Enfin il y a « l’enthousiasme de qualité artistique (Production locale) » (évidemment). Je suis souvent surpris de voir comment certaines collègues gardent un moral à toute épreuve. Elles m’impressionnent. Elles ont un enthousiasme qui se communique et se partage. En mettant de l’énergie dans votre propre bonne humeur, vous la communiquez à celui ou celle qui est en face de vous. C’est bien une production locale. Artistique, je ne sais pas, mais en tout cas authentique. Car face à la personne qui va mal et qui fait appel à vous, il n’y a pas d’histoires à se raconter. La personne sait bien si votre réaction est authentique et si elle ne l’est pas, la défiance s’installe vite. Il s’agit donc d’être avec l’autre en toute simplicité mais avec un moral d’acier qui donne à voir des perspectives positives. Le sourire, l’attention à l’autre et la bienveillance sont des moteurs puissants pour aider et accompagner.
L’enthousiasme mesuré c’est à dire de qualité rend espoir, fait du bien à celui qui vient sans perspective. Certes, c’est fatiguant notamment en fin de journée. Mais vous êtes comme dans une arène. Votre mission est de redonner à voir des solutions, des issues positives, des perspectives agréables, c’est comme cela aussi que les personnes bougent. Elles ont envie d’y croire, font parfois semblant puis finalement se laissent convaincre qu’elles aussi elles peuvent s’en sortir et avoir leur part de bonheur.

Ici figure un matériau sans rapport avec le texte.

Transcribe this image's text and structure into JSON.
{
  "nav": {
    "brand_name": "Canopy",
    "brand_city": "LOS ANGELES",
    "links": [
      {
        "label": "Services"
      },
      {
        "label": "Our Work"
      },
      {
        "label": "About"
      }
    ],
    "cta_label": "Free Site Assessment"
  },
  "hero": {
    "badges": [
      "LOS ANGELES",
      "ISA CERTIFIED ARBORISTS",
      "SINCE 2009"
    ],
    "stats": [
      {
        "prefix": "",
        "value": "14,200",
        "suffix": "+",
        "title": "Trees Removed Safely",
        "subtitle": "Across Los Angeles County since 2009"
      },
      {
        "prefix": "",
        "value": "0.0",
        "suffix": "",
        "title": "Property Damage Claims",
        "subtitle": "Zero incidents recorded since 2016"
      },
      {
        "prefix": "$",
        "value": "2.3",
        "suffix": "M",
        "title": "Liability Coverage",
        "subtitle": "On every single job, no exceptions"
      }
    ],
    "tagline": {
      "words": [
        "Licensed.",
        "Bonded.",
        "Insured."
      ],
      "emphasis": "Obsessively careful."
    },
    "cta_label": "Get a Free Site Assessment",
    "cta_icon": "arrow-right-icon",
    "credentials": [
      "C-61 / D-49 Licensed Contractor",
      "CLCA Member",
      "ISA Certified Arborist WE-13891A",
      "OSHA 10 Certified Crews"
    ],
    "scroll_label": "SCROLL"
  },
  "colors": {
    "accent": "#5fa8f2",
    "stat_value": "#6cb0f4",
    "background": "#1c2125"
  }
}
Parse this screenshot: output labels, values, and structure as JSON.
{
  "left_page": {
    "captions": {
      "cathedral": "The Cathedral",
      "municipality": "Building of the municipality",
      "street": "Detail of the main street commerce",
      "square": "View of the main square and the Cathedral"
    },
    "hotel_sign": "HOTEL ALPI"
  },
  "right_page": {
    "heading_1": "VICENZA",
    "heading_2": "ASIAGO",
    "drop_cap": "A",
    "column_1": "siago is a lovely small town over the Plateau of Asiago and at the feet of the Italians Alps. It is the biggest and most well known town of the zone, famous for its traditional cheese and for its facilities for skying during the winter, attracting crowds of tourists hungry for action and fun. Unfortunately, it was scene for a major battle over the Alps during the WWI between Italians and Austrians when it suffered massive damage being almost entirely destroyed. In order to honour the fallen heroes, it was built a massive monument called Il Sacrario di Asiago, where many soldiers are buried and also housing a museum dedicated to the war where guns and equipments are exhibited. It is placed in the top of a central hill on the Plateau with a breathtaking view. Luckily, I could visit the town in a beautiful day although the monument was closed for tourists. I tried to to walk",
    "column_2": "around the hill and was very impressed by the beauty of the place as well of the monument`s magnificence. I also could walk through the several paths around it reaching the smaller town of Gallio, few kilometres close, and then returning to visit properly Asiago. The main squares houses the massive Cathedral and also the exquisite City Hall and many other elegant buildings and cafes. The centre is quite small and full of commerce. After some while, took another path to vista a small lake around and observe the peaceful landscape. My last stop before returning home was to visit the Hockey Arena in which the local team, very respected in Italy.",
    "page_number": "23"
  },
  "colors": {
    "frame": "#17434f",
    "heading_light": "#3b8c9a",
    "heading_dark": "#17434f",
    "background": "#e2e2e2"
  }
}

Oui finalement l’enthousiasme de qualité artistique me plaît bien comme définition de ce qu’il faut avoir pour exercer sa profession d’assistant social ou d’éducateur. Je pense aussi aux conseillères qui apportent elles aussi des possibilités de sortie de crises. Elles aident à sortir de l’angoisse de l’expulsion ou encore de la venue de l’huissier. Elles ont elles aussi besoin d’un certain enthousiasme face à certaines situations budgétaires parfois très délabrées…
Alors cette boutique des rêves fous a-t-elle un intérêt ? J’ai la faiblesse de le croire quand je pense aux interventions quotidiennes des travailleurs sociaux.
PS : Je ne suis pas parvenu à retrouver l’origine de cette photo issue à l’origine d’un cordonnerie située à Bourges. Son auteur a modifié en janvier 2015 la devanture en l’appelant la boutique de rêves fous…
Note : pendant mes congés, je vous propose une rediffusion de certains articles « réactualisés »: celui-ci avait été initialement publié le 31 mai 2016
Une réponse
Ou se trouve réellement cette boutique?